Tuesday, 10 July 2012
A delve into that nasty tax-avoiding little rag the 'Guardian' often leaves one with the desire for a wash and a change of shirt, but never more so than when the grubby Gee turns its malicious eye on our national institutions. As incomprehensible as it seems to the rag's facile journos, institutions such as the Lords and the City of London are there because they work and serve this country well. Today two fatuous scribblers under the names of Nick Mathiason and Melanie Newman give their readers a distorted and misrepresentative take on the City. Yes, the Remembrancer does sit in Parliament. Yes, the Corporation does put on an annual blow-out for the commercial gents. Two facts, though, are signally absent; that the City contributes £64bn in tax annually to the UK, and that it employs 1.1 million workers. Take a look at this;
With Wales, Northern Ireland, the North East, the North West, Yorks and Humber all spending some £2,000 per head on average per year more than they collect in tax, the City's tax-take subsidises some 32,000,000 citizens in the less prosperous regions. That's 32m who would have to pay an extra £167 a month each in tax if the City didn't pay it.
Monday, 9 July 2012
It's one of the sadnesses of real economics that those least able to afford it often and up paying the most. More often than not it's not malicious; if they don't have a car to reach the supermarket, or don't have the cash to buy a pair of shoes for £150 that will last ten years rather than a pair costing £15 that will last six months, it's just unfortunate.

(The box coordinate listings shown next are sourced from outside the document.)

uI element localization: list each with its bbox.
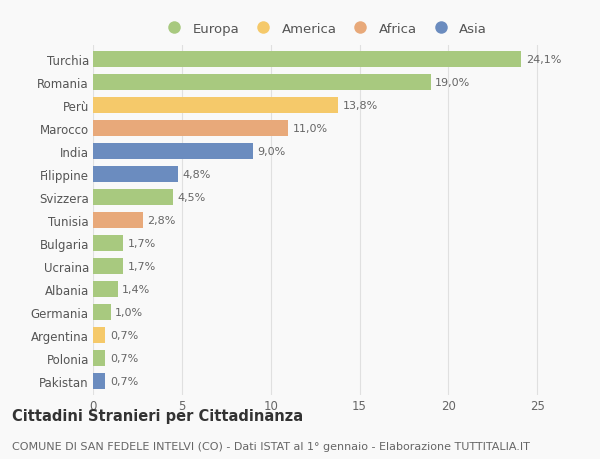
Text: 9,0%: 9,0% (257, 146, 286, 157)
Bar (93, 213, 143, 228)
Text: 19,0%: 19,0% (435, 78, 470, 88)
Bar (93, 373, 106, 389)
Text: 1,0%: 1,0% (115, 307, 143, 317)
Bar (93, 75, 431, 90)
Bar (93, 144, 253, 159)
Bar (93, 327, 106, 343)
Text: 24,1%: 24,1% (526, 55, 561, 65)
Bar (93, 98, 338, 113)
Text: 0,7%: 0,7% (110, 330, 138, 340)
Bar (93, 190, 173, 205)
Text: Cittadini Stranieri per Cittadinanza: Cittadini Stranieri per Cittadinanza (12, 408, 303, 423)
Bar (93, 258, 123, 274)
Text: 13,8%: 13,8% (343, 101, 378, 111)
Text: COMUNE DI SAN FEDELE INTELVI (CO) - Dati ISTAT al 1° gennaio - Elaborazione TUTT: COMUNE DI SAN FEDELE INTELVI (CO) - Dati… (12, 441, 530, 451)
Bar (93, 235, 123, 251)
Bar (93, 167, 178, 182)
Text: 4,8%: 4,8% (183, 169, 211, 179)
Text: 1,4%: 1,4% (122, 284, 151, 294)
Bar (93, 304, 111, 320)
Bar (93, 281, 118, 297)
Text: 0,7%: 0,7% (110, 376, 138, 386)
Text: 2,8%: 2,8% (147, 215, 176, 225)
Legend: Europa, America, Africa, Asia: Europa, America, Africa, Asia (161, 23, 487, 36)
Text: 1,7%: 1,7% (128, 261, 156, 271)
Text: 11,0%: 11,0% (293, 123, 328, 134)
Bar (93, 52, 521, 67)
Text: 4,5%: 4,5% (178, 192, 206, 202)
Bar (93, 121, 289, 136)
Text: 1,7%: 1,7% (128, 238, 156, 248)
Bar (93, 350, 106, 366)
Text: 0,7%: 0,7% (110, 353, 138, 363)
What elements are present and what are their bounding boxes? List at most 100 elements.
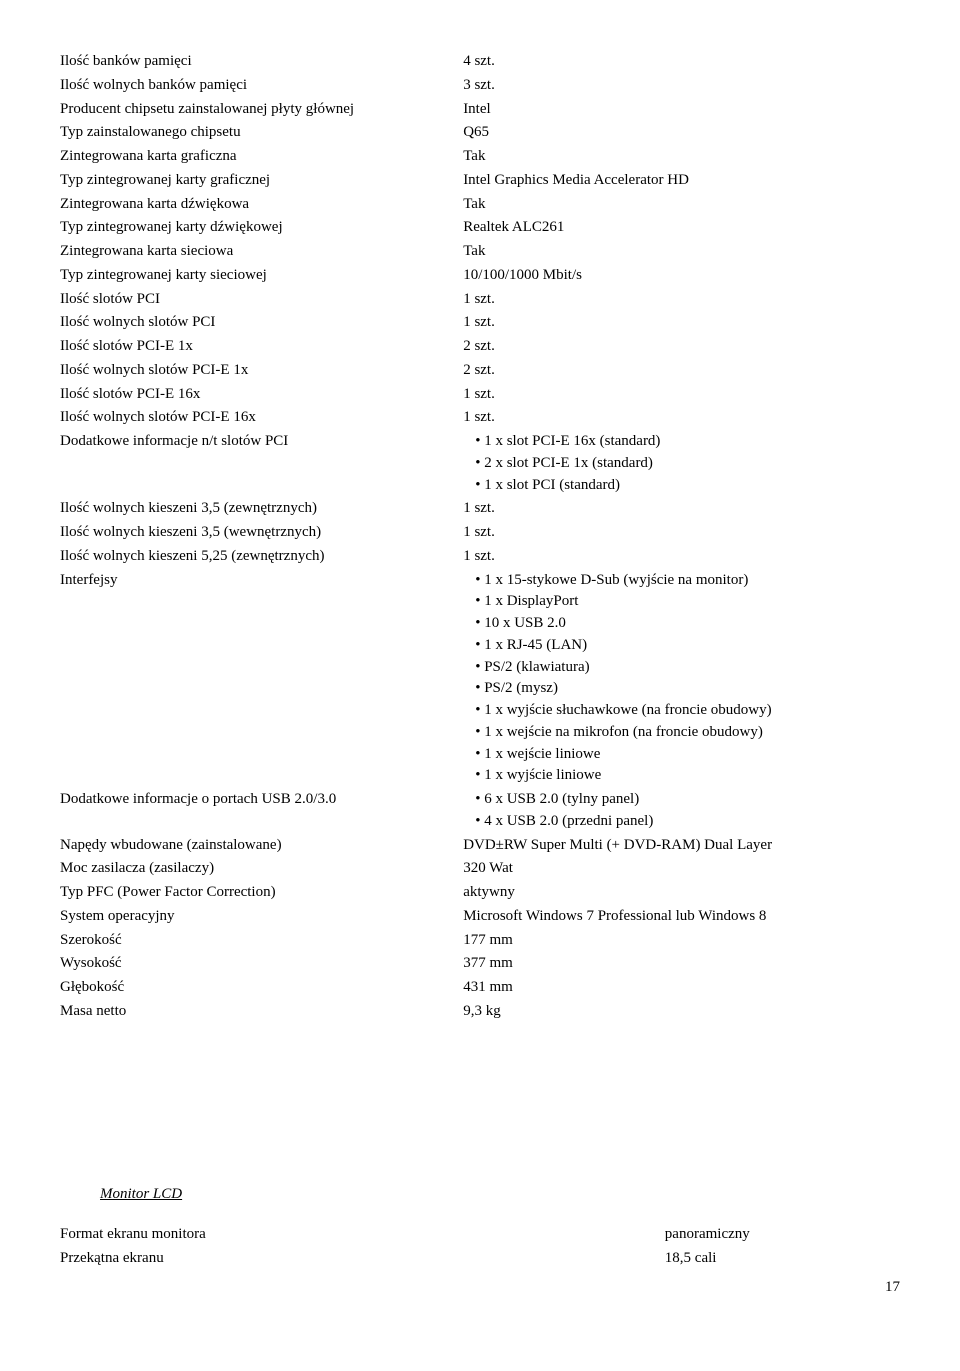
spec-label: Typ PFC (Power Factor Correction): [60, 881, 463, 905]
spec-label: Producent chipsetu zainstalowanej płyty …: [60, 98, 463, 122]
table-row: Ilość wolnych kieszeni 5,25 (zewnętrznyc…: [60, 545, 900, 569]
table-row: Przekątna ekranu18,5 cali: [60, 1247, 900, 1271]
table-row: Zintegrowana karta graficznaTak: [60, 145, 900, 169]
table-row: Wysokość377 mm: [60, 952, 900, 976]
table-row: Ilość wolnych slotów PCI-E 1x2 szt.: [60, 359, 900, 383]
spec-label: Masa netto: [60, 1000, 463, 1024]
spec-value: 1 szt.: [463, 406, 900, 430]
spec-value: Intel: [463, 98, 900, 122]
table-row: Ilość slotów PCI-E 16x1 szt.: [60, 383, 900, 407]
spec-value: 9,3 kg: [463, 1000, 900, 1024]
table-row: Ilość wolnych slotów PCI-E 16x1 szt.: [60, 406, 900, 430]
spec-value: 1 szt.: [463, 288, 900, 312]
spec-value: 1 szt.: [463, 497, 900, 521]
spec-value: Q65: [463, 121, 900, 145]
spec-label: Ilość wolnych kieszeni 5,25 (zewnętrznyc…: [60, 545, 463, 569]
spec-value: Microsoft Windows 7 Professional lub Win…: [463, 905, 900, 929]
spec-value: 1 x slot PCI-E 16x (standard)2 x slot PC…: [463, 430, 900, 497]
table-row: Głębokość431 mm: [60, 976, 900, 1000]
spec-value: 6 x USB 2.0 (tylny panel)4 x USB 2.0 (pr…: [463, 788, 900, 834]
spec-label: Ilość slotów PCI-E 1x: [60, 335, 463, 359]
table-row: Typ zainstalowanego chipsetuQ65: [60, 121, 900, 145]
spec-table: Ilość banków pamięci4 szt.Ilość wolnych …: [60, 50, 900, 1024]
spec-value: Tak: [463, 193, 900, 217]
table-row: Dodatkowe informacje o portach USB 2.0/3…: [60, 788, 900, 834]
spec-value: Tak: [463, 240, 900, 264]
table-row: Ilość wolnych kieszeni 3,5 (zewnętrznych…: [60, 497, 900, 521]
monitor-spec-label: Przekątna ekranu: [60, 1247, 665, 1271]
spec-value: 10/100/1000 Mbit/s: [463, 264, 900, 288]
spec-value: 377 mm: [463, 952, 900, 976]
list-item: 1 x wejście liniowe: [475, 744, 900, 766]
table-row: Ilość slotów PCI1 szt.: [60, 288, 900, 312]
spec-value: aktywny: [463, 881, 900, 905]
spec-value: 1 szt.: [463, 311, 900, 335]
table-row: Typ zintegrowanej karty graficznejIntel …: [60, 169, 900, 193]
list-item: PS/2 (mysz): [475, 678, 900, 700]
spec-value: 1 szt.: [463, 545, 900, 569]
list-item: 1 x wyjście słuchawkowe (na froncie obud…: [475, 700, 900, 722]
spec-label: Typ zainstalowanego chipsetu: [60, 121, 463, 145]
spec-label: Typ zintegrowanej karty dźwiękowej: [60, 216, 463, 240]
monitor-spec-value: panoramiczny: [665, 1223, 900, 1247]
monitor-spec-table: Format ekranu monitorapanoramicznyPrzeką…: [60, 1223, 900, 1271]
spec-label: System operacyjny: [60, 905, 463, 929]
list-item: 1 x RJ-45 (LAN): [475, 635, 900, 657]
list-item: 1 x slot PCI (standard): [475, 475, 900, 497]
list-item: 2 x slot PCI-E 1x (standard): [475, 453, 900, 475]
spec-label: Wysokość: [60, 952, 463, 976]
list-item: 6 x USB 2.0 (tylny panel): [475, 789, 900, 811]
table-row: Dodatkowe informacje n/t slotów PCI1 x s…: [60, 430, 900, 497]
spec-value: 1 szt.: [463, 383, 900, 407]
spec-label: Zintegrowana karta dźwiękowa: [60, 193, 463, 217]
spec-value: DVD±RW Super Multi (+ DVD-RAM) Dual Laye…: [463, 834, 900, 858]
table-row: Typ PFC (Power Factor Correction)aktywny: [60, 881, 900, 905]
spec-value: 3 szt.: [463, 74, 900, 98]
table-row: Interfejsy1 x 15-stykowe D-Sub (wyjście …: [60, 569, 900, 789]
spec-label: Szerokość: [60, 929, 463, 953]
spec-value: Tak: [463, 145, 900, 169]
spec-label: Ilość wolnych slotów PCI-E 1x: [60, 359, 463, 383]
spec-value: 1 x 15-stykowe D-Sub (wyjście na monitor…: [463, 569, 900, 789]
spec-label: Typ zintegrowanej karty graficznej: [60, 169, 463, 193]
spec-label: Dodatkowe informacje o portach USB 2.0/3…: [60, 788, 463, 834]
spec-label: Typ zintegrowanej karty sieciowej: [60, 264, 463, 288]
spec-value: Intel Graphics Media Accelerator HD: [463, 169, 900, 193]
spec-label: Zintegrowana karta graficzna: [60, 145, 463, 169]
spec-value: 2 szt.: [463, 335, 900, 359]
spec-value: 177 mm: [463, 929, 900, 953]
spec-value: 2 szt.: [463, 359, 900, 383]
spec-label: Interfejsy: [60, 569, 463, 789]
spec-label: Ilość wolnych slotów PCI: [60, 311, 463, 335]
list-item: 10 x USB 2.0: [475, 613, 900, 635]
spec-label: Ilość wolnych slotów PCI-E 16x: [60, 406, 463, 430]
table-row: Ilość wolnych banków pamięci3 szt.: [60, 74, 900, 98]
spec-label: Moc zasilacza (zasilaczy): [60, 857, 463, 881]
table-row: Ilość wolnych kieszeni 3,5 (wewnętrznych…: [60, 521, 900, 545]
spec-label: Ilość wolnych kieszeni 3,5 (wewnętrznych…: [60, 521, 463, 545]
monitor-spec-value: 18,5 cali: [665, 1247, 900, 1271]
page-number: 17: [60, 1277, 900, 1299]
spec-label: Ilość slotów PCI: [60, 288, 463, 312]
table-row: Producent chipsetu zainstalowanej płyty …: [60, 98, 900, 122]
spec-value: Realtek ALC261: [463, 216, 900, 240]
list-item: 4 x USB 2.0 (przedni panel): [475, 811, 900, 833]
spec-label: Ilość banków pamięci: [60, 50, 463, 74]
table-row: Typ zintegrowanej karty dźwiękowejRealte…: [60, 216, 900, 240]
list-item: PS/2 (klawiatura): [475, 657, 900, 679]
spec-label: Ilość wolnych kieszeni 3,5 (zewnętrznych…: [60, 497, 463, 521]
spec-label: Głębokość: [60, 976, 463, 1000]
spec-value: 4 szt.: [463, 50, 900, 74]
table-row: System operacyjnyMicrosoft Windows 7 Pro…: [60, 905, 900, 929]
table-row: Zintegrowana karta dźwiękowaTak: [60, 193, 900, 217]
list-item: 1 x wejście na mikrofon (na froncie obud…: [475, 722, 900, 744]
spec-value: 431 mm: [463, 976, 900, 1000]
spec-value: 1 szt.: [463, 521, 900, 545]
spec-label: Dodatkowe informacje n/t slotów PCI: [60, 430, 463, 497]
spec-label: Napędy wbudowane (zainstalowane): [60, 834, 463, 858]
spec-label: Ilość wolnych banków pamięci: [60, 74, 463, 98]
table-row: Napędy wbudowane (zainstalowane)DVD±RW S…: [60, 834, 900, 858]
table-row: Ilość wolnych slotów PCI1 szt.: [60, 311, 900, 335]
table-row: Typ zintegrowanej karty sieciowej10/100/…: [60, 264, 900, 288]
table-row: Format ekranu monitorapanoramiczny: [60, 1223, 900, 1247]
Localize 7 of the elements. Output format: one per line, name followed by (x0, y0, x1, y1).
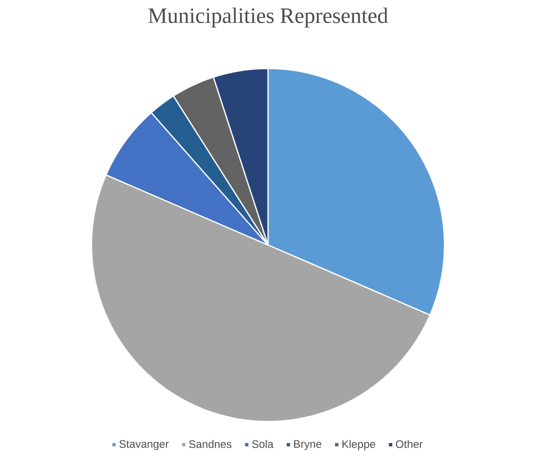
legend-label: Sandnes (189, 440, 232, 448)
legend-label: Kleppe (342, 440, 376, 450)
legend-label: Other (396, 440, 423, 448)
legend-label: Bryne (294, 440, 322, 450)
chart-title: Municipalities Represented (148, 8, 388, 28)
legend-label: Sola (252, 440, 274, 448)
legend-label: Stavanger (119, 440, 169, 450)
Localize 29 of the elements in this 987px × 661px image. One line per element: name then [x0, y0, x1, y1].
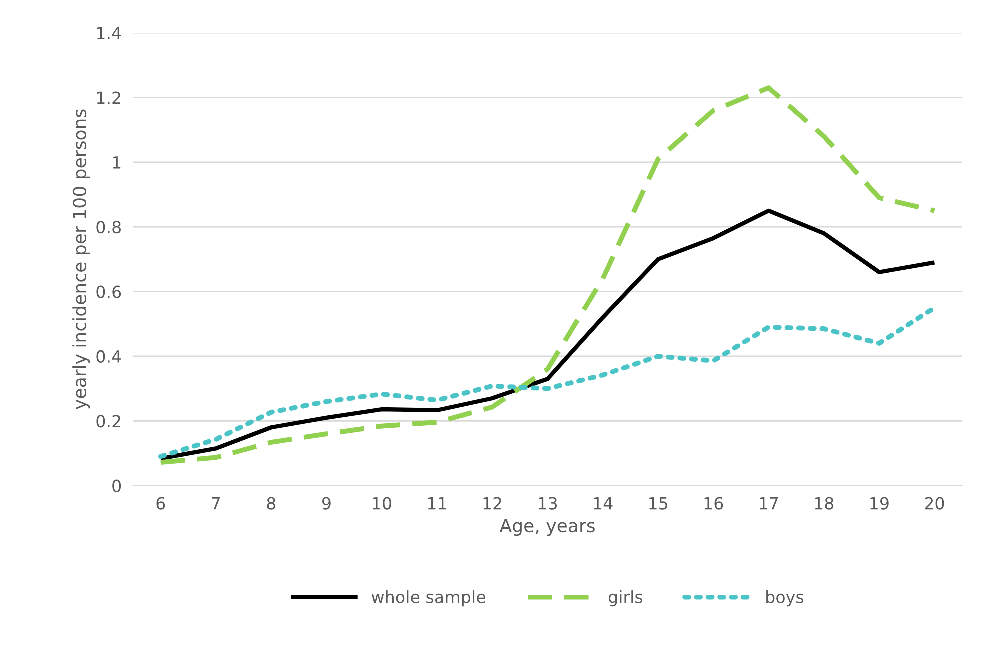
legend-label: whole sample — [372, 590, 486, 607]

Then there are firms that deliberately fleece the poor buggers. The loathsome Brighthouse is such a one, as recorded by the Indie this morning. But so too are the mobile phone companies with HP deals on new phones disguised as airtime contracts, not to mention the 'payday loans' sharks, all operating this side of legality. Whilst the middle classes are more immune to the lure of the latest iThing or Wastestation V and anyone with any appreciation of visual quality and rendition will realise that your old CRT television has a picture equal to the latest faddy LCD tvs, the poor are often gullible dupes, early adopters.